I am trying to implement functional style of finding subarray with given sum. Code i wrote is not up to functional style. Can someone help to make it more functional.
Problem : Given an unsorted array of nonnegative integers, find a continous subarray which adds to a given number.
Input: arr[] = {1, 4, 20, 3, 10, 5}, sum = 33 Ouptut: Sum found between indexes 2 and 4
Input: arr[] = {1, 4, 0, 0, 3, 10, 5}, sum = 7 Ouptut: Sum found between indexes 1 and 4
I could solve this problem in brute force approach. But looking for more effective functional solution.
val sumList = list.foldLeft(List(0), 0)((l, r) => (l._1 :+ (l._2+r), l._2 + r))._1.drop(1)
//Brute force approach
sumList.zipWithIndex.combinations(2).toList.collectFirst({
case i if i(1)._1 - i(0)._1 == sum => i
}) match {
case Some(List(x, y)) => println("elements which form the given sum are => "+ list.drop(x._2+1).take(y._2-x._2))
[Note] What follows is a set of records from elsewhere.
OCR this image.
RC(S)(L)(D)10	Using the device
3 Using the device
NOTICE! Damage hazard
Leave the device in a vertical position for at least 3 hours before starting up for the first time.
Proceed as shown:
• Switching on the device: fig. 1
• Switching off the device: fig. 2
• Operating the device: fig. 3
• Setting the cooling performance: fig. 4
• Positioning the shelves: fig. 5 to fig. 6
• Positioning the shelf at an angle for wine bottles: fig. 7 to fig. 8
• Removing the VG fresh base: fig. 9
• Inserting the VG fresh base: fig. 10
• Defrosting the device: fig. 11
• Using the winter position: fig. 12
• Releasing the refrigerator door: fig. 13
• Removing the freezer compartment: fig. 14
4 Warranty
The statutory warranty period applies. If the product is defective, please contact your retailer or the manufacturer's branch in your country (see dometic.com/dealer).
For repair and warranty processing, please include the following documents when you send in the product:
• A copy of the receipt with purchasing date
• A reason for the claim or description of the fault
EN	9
case _ => println("couldn't find elements which satisfy the given condition")
}
Algorithm : Initialize a variable curr_sum as first element. curr_sum indicates the sum of current subarray. Start from the second element and add all elements one by one to the curr_sum. If curr_sum becomes equal to sum, then print the solution. If curr_sum exceeds the sum, then remove trailing elemnents while curr_sum is greater than sum.
val list:List[Int] = List(1, 4, 20, 3, 10, 5)
val sum = 33
val (totalSum, start, end, isSumFound) = list.zipWithIndex.drop(1).foldLeft(list.head, 0, 1, false)((l, r) =>
if(!l._4) {
val tempSum = l._1 + r._1
if (tempSum == sum){
(sum, l._2, r._2, true)
} else if(tempSum > sum){
var (curSum, curIndex) = (tempSum, l._2)
while(curSum > sum && curIndex < list.length-1){
curSum = curSum - list(curIndex)
curIndex = l._2 +1
}
(curSum, curIndex, r._2, curSum == sum)
} else {
(tempSum, l._2, r._2, false)
}
}else
l
)
if(isSumFound || totalSum == sum){
println("elements which form the given sum are => "+ list.drop(start+1).take(end-start))
}else{
println("couldn't find elements which satisfy the given condition")
}
val list:List[Int] = List(1, 4, 20, 3, 10, 5)
val sum = 33
A method to return a iterator of sublists, first with the ones that start with the first element, then starting with the second...
def subLists[T](xs:List[T]):Iterator[List[T]] =
if (xs == Nil) Iterator.empty
else xs.inits ++ subLists(xs.tail)
Find the first list with the correct sum
val ol = subLists(list).collectFirst{ case x if x.sum == sum => x}
Then find the index again, and print the result
ol match {
case None => println("No such subsequence")
case Some(l) => val i = list.indexOfSlice(l)
println("Sequence of sum " + sum +
" found between " + i +
" and " + (i + l.length - 1))
}
//> Sequence of sum 33 found between 2 and 4
(you could keep track of the index associated with the sublist when building the iterator, but that seems more trouble than it is worth, and reduces the general usefulness of subLists)
EDIT: Here's a version of the code you posted that's more "functional". But I think my first version is clearer - it's simpler to separate the concerns of generating the sequences from checking their sums
val sumList = list.scanLeft(0){_ + _}
val is = for {i <- 1 to list.length - 1
j <- 0 to i
if sumList(i)-sumList(j) == sum}
yield (j, i-1)
is match {
case Seq() => println("No such subsequence")
case (start, end) +: _ =>
println("Sequence of sum " + sum +
" found between " + start + " and " + end )
}
//> Sequence of sum 33 found between 2 and 4
EDIT2: And here's an O(N) one. "Functional" in that there are no mutable variables, but it's less clear than the others, in my opinion. It's a bit clearer if you just print the results as they are found (no need to carry the rs part of the accumulator between iterations) but that side-effecting way seems less functional, so I return a list of solutions.
val sums = list.scanLeft(0)(_ + _) zipWithIndex
sums.drop(1).foldLeft((sums, List[(Int, Int)]())) {
case ((leftTotal, rs), total) =>
val newL = leftTotal.dropWhile(total._1 - _._1 > target)
if (total._1 - newL.head._1 == target)
(newL, (newL.head._2, total._2 - 1) :: rs)
else (newL, rs)
}._2
//> res0: List[(Int, Int)] = List((2,4))
O(N) because we pass the shortened newL as the next iterations leftTotal, so dropWhile only ever goes through the list once. This one relies on the integers being non-negative (so adding another element cannot reduce the total), the others work with negative integers too.